The ATP Tour picked the players it wanted featured. They were looking, said Trimble, for those with "good attitude, charismatic, who could deliver on court". The seven are: Jan-Michael Gambill (US), Tommy Haas (Germany), Lleyton Hewitt (Australia), Gustavo Kuerten (Brazil), Juan Carlos Ferrero (Spain), Nicolas Lapentti (Ecuador) and Roger Federer (Switzerland). Also to be featured in future promotions are Marat Safin (Russia), Magnus Norman (Sweden), Mark Philippoussis (Australia), Nicolas Kiefer (Germany), Mariano Zabaleta (Argentina) and, for the Asian market, Thailand's Paradorn Sricha-phan, though he is not in the top 100 in the ATP Champions Race 2000.

However, most of the others are young and upcoming. What's more, they approve of the spotlight being directed at them for a change. Hewitt enthused: "It's fantastic to be put in such a group of élite players, the future of tennis. I think it's a good idea." Kuerten was a touch irreverent himself. "We are more beautiful than the older stars," he said. At 27, Pat Rafter is considered too old to qualify, but wishes the project well. "The New Balls campaign is great. I really like the idea." Agassi (30) is also sympathetic: "It's always good to introduce players to the public, especially if they're young. The earlier you get to know them the better it is for the game."

Setting aside his cup of tea, Sampras got to the heart of his objections. "They could probably have come up with a better slogan. I don't think the Tour needs a new attitude." But he exposed the need for the campaign by adding: "The players are getting younger, better and stronger, but I walk into the locker room and I don't recognise a lot of the guys."

Recognition was a key theme for Marsteller. "Viewers don't feel as emotionally involved with men's tennis and have less of an affinity to the players," said their document. "Winning is important, but even more so is winning the hearts of the audience." And, of course, helping the Average Joes to recognise who it is they are watching.

The brief, say Marsteller, "was based on a strategy of new blood, new attitude". From there, presumably, it was a soft bounce to new balls which, they add, "tips a hat to the establishment whilst also subverting it, withtons of sex app- eal and 'positive irreverence'.

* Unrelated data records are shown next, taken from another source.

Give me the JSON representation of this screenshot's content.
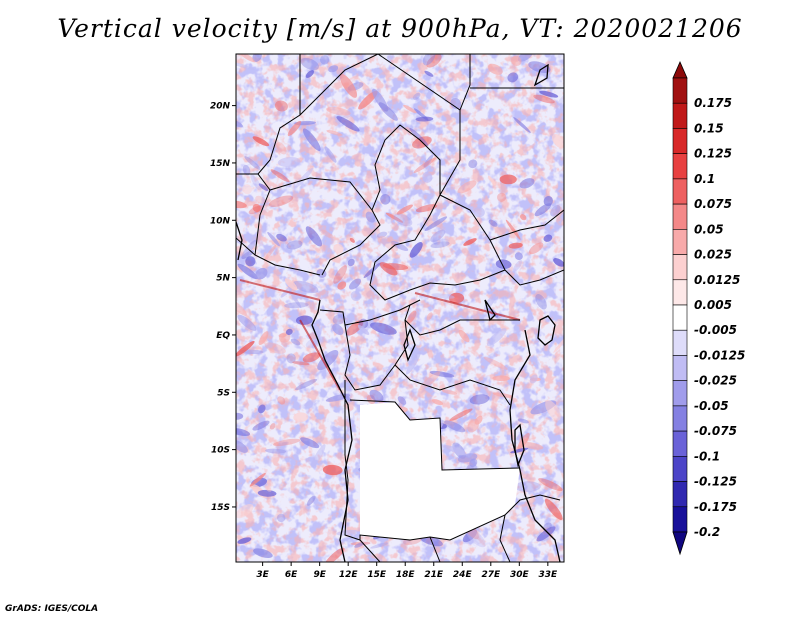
{
  "title": "Vertical velocity [m/s] at 900hPa, VT: 2020021206",
  "credit": "GrADS: IGES/COLA",
  "chart_data": {
    "type": "heatmap",
    "variable": "Vertical velocity",
    "units": "m/s",
    "level": "900hPa",
    "valid_time": "2020021206",
    "x_ticks": [
      "3E",
      "6E",
      "9E",
      "12E",
      "15E",
      "18E",
      "21E",
      "24E",
      "27E",
      "30E",
      "33E"
    ],
    "x_tick_values": [
      3,
      6,
      9,
      12,
      15,
      18,
      21,
      24,
      27,
      30,
      33
    ],
    "y_ticks": [
      "20N",
      "15N",
      "10N",
      "5N",
      "EQ",
      "5S",
      "10S",
      "15S"
    ],
    "y_tick_values": [
      20,
      15,
      10,
      5,
      0,
      -5,
      -10,
      -15
    ],
    "lon_range": [
      0.2,
      34.7
    ],
    "lat_range": [
      -19.8,
      24.5
    ],
    "colorbar_levels": [
      "0.175",
      "0.15",
      "0.125",
      "0.1",
      "0.075",
      "0.05",
      "0.025",
      "0.0125",
      "0.005",
      "-0.005",
      "-0.0125",
      "-0.025",
      "-0.05",
      "-0.075",
      "-0.1",
      "-0.125",
      "-0.175",
      "-0.2"
    ],
    "colorbar_colors": [
      "#a01010",
      "#c01818",
      "#d82828",
      "#e84040",
      "#ee6060",
      "#f48888",
      "#f8aaaa",
      "#fcd0d0",
      "#fde8e8",
      "#ffffff",
      "#dedcfa",
      "#c0bcf4",
      "#a09ceb",
      "#8480e2",
      "#6a62d8",
      "#4c44c8",
      "#3028b0",
      "#18109a"
    ],
    "colorbar_top_color": "#8c0a0a",
    "colorbar_bottom_color": "#100680"
  }
}
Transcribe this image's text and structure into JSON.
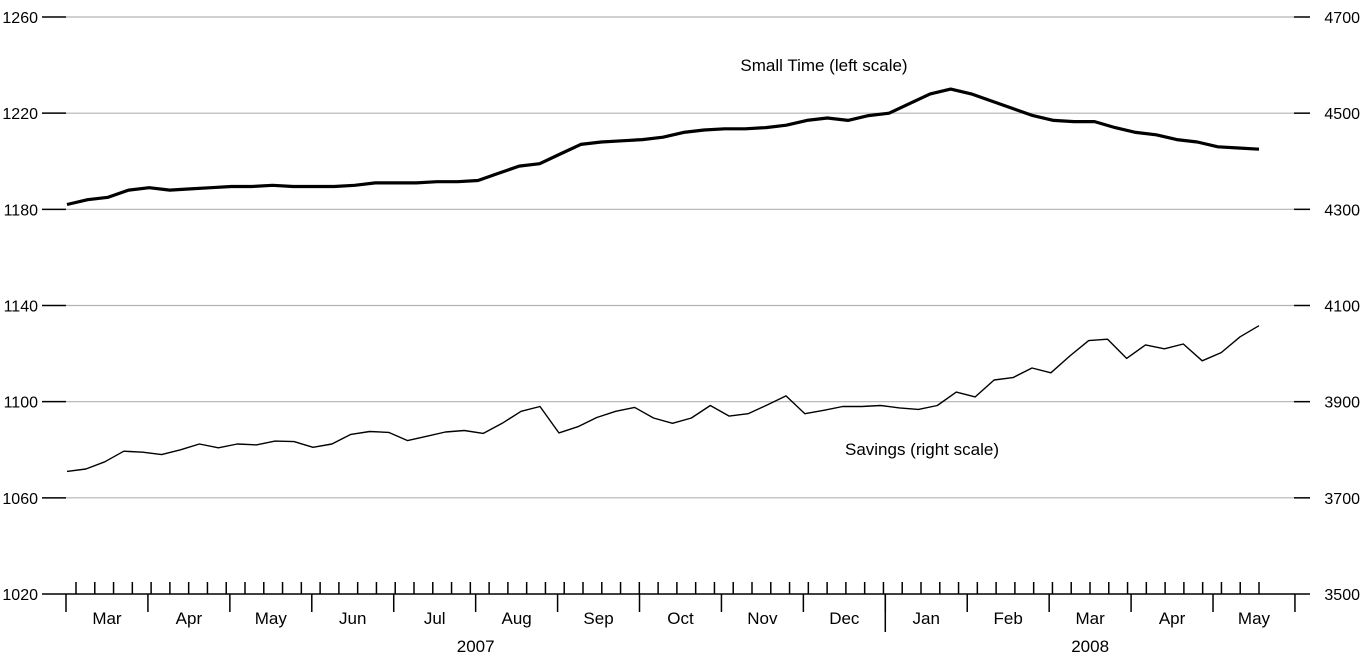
{
  "chart_data": {
    "type": "line",
    "title": "",
    "left_axis": {
      "ylim": [
        1020,
        1260
      ],
      "ticks": [
        1020,
        1060,
        1100,
        1140,
        1180,
        1220,
        1260
      ]
    },
    "right_axis": {
      "ylim": [
        3500,
        4700
      ],
      "ticks": [
        3500,
        3700,
        3900,
        4100,
        4300,
        4500,
        4700
      ]
    },
    "grid": true,
    "x_axis": {
      "months": [
        "Mar",
        "Apr",
        "May",
        "Jun",
        "Jul",
        "Aug",
        "Sep",
        "Oct",
        "Nov",
        "Dec",
        "Jan",
        "Feb",
        "Mar",
        "Apr",
        "May"
      ],
      "years": [
        "2007",
        "2008"
      ]
    },
    "series": [
      {
        "name": "Small Time (left scale)",
        "axis": "left",
        "values": [
          1182,
          1184,
          1185,
          1188,
          1189,
          1188,
          1188.5,
          1189,
          1189.5,
          1189.5,
          1190,
          1189.5,
          1189.5,
          1189.5,
          1190,
          1191,
          1191,
          1191,
          1191.5,
          1191.5,
          1192,
          1195,
          1198,
          1199,
          1203,
          1207,
          1208,
          1208.5,
          1209,
          1210,
          1212,
          1213,
          1213.5,
          1213.5,
          1214,
          1215,
          1217,
          1218,
          1217,
          1219,
          1220,
          1224,
          1228,
          1230,
          1228,
          1225,
          1222,
          1219,
          1217,
          1216.5,
          1216.5,
          1214,
          1212,
          1211,
          1209,
          1208,
          1206,
          1205.5,
          1205
        ]
      },
      {
        "name": "Savings (right scale)",
        "axis": "right",
        "values": [
          3755,
          3760,
          3775,
          3797,
          3795,
          3790,
          3800,
          3812,
          3804,
          3812,
          3810,
          3818,
          3817,
          3805,
          3812,
          3832,
          3838,
          3836,
          3819,
          3828,
          3837,
          3840,
          3834,
          3855,
          3880,
          3890,
          3835,
          3848,
          3867,
          3880,
          3888,
          3866,
          3855,
          3866,
          3892,
          3870,
          3875,
          3893,
          3912,
          3875,
          3882,
          3890,
          3890,
          3892,
          3887,
          3884,
          3892,
          3920,
          3910,
          3945,
          3950,
          3970,
          3960,
          3995,
          4027,
          4030,
          3990,
          4018,
          4010,
          4020,
          3985,
          4002,
          4035,
          4058
        ]
      }
    ],
    "annotations": [
      {
        "text": "Small Time (left scale)",
        "series": 0
      },
      {
        "text": "Savings (right scale)",
        "series": 1
      }
    ]
  }
}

"We didn't want to make it overtly sexual, alienating people," said Trimble. "Then right into our lap fell Pete Sampras, announcing it wasn't his cup of tea. The more people who dislike it, the better. You can't have a revolution if the establishment like it, though it is a bit unfair to say we are being crass."

The design team, added Trimble, also discussed ideas built around The Magnificent Seven or a gladiatorial theme that in tennis one must win and one must "die".

In 1968, when the sport went open, World Championship Tennis was famously built around a group known as The Handsome Eight: John Newcombe, Tony Roche, Cliff Drysdale, Dennis Ralston, Butch Buchholz, Nikki Pilic, Pierre Barthes and our own Roger Taylor. Same thing, surely? Trimble said he had never heard of The Handsome Eight.

Which clearly shows the ephemeral nature of sport, whether you're talking new balls or old.